CCPA – California Consumer Privacy Act that went into effect in January 2020
Originally, I wasn’t paying too much attention to the CCPA. I thought, I run a professional services firm located in the Pacific Northwest not all of my business in California and I don’t really work with consumers, this doesn’t really apply to our company. However, I attended a webinar recently put on by Workable. Upon closer look it doesn’t take a lot to hit some of the thresholds named by the Bill.
Thresholds: If you work with residents of California, if your business has $25 million in global revenue, if you deal with 50,000 pieces of personal information (right now it looks like that includes IP addresses so just over 138 or so daily hits on your website could bring you up to the threshold) Data brokers, if 50% of your revenue comes from selling data. Affiliation/similar branding with another company that hits the threshold.

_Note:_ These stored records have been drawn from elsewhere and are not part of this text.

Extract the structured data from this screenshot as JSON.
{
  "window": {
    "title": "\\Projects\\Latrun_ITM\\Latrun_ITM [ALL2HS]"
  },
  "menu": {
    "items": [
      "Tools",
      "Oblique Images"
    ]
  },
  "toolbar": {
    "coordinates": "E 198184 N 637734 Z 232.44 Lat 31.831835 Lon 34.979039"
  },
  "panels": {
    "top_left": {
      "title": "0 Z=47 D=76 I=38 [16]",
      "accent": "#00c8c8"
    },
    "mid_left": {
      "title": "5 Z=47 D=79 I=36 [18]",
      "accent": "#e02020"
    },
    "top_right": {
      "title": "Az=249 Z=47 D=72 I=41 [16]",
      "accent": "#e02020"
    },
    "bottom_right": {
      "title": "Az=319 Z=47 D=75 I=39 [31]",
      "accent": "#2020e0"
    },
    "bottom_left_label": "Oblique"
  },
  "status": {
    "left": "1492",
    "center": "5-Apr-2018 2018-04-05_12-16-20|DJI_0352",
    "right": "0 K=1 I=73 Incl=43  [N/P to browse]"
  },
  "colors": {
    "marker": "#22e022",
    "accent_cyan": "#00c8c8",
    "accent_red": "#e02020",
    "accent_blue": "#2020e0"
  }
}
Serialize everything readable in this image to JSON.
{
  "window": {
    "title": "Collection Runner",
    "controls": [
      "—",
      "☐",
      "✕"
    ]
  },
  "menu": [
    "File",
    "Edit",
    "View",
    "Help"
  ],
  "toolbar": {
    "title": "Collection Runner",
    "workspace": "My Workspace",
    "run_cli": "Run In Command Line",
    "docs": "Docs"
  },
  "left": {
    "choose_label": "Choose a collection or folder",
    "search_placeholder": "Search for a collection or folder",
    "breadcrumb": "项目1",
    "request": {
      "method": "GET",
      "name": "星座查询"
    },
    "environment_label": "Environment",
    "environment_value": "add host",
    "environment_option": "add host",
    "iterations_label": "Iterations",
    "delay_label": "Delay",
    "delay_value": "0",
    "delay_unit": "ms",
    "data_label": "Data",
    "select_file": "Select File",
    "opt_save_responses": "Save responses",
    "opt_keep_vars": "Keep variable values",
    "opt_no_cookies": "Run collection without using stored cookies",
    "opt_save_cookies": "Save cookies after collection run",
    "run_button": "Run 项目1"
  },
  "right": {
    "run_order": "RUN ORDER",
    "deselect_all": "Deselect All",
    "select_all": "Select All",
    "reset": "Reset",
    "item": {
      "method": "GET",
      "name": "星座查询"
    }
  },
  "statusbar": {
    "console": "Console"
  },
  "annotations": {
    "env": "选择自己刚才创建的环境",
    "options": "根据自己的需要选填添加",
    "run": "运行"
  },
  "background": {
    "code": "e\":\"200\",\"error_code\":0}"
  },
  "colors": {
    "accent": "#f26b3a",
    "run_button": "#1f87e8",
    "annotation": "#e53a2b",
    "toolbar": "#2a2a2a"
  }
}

There are differences between consumer data and business data collected. HR is required to collect a lot of data from our employees and applicants. We need to keep our fingers on the pulse. Some of the existing data protection laws have already led us to adapt our processes. This is just a bigger step. California may be leading the charge but other states aren’t far behind. Employee handbooks, our training programs for our employees as to their part in data security, our recruitment and on-boarding processes are all places where we need to be diligent. It might be a good time to look at those and make sure they are ready for the future trends regarding data collection.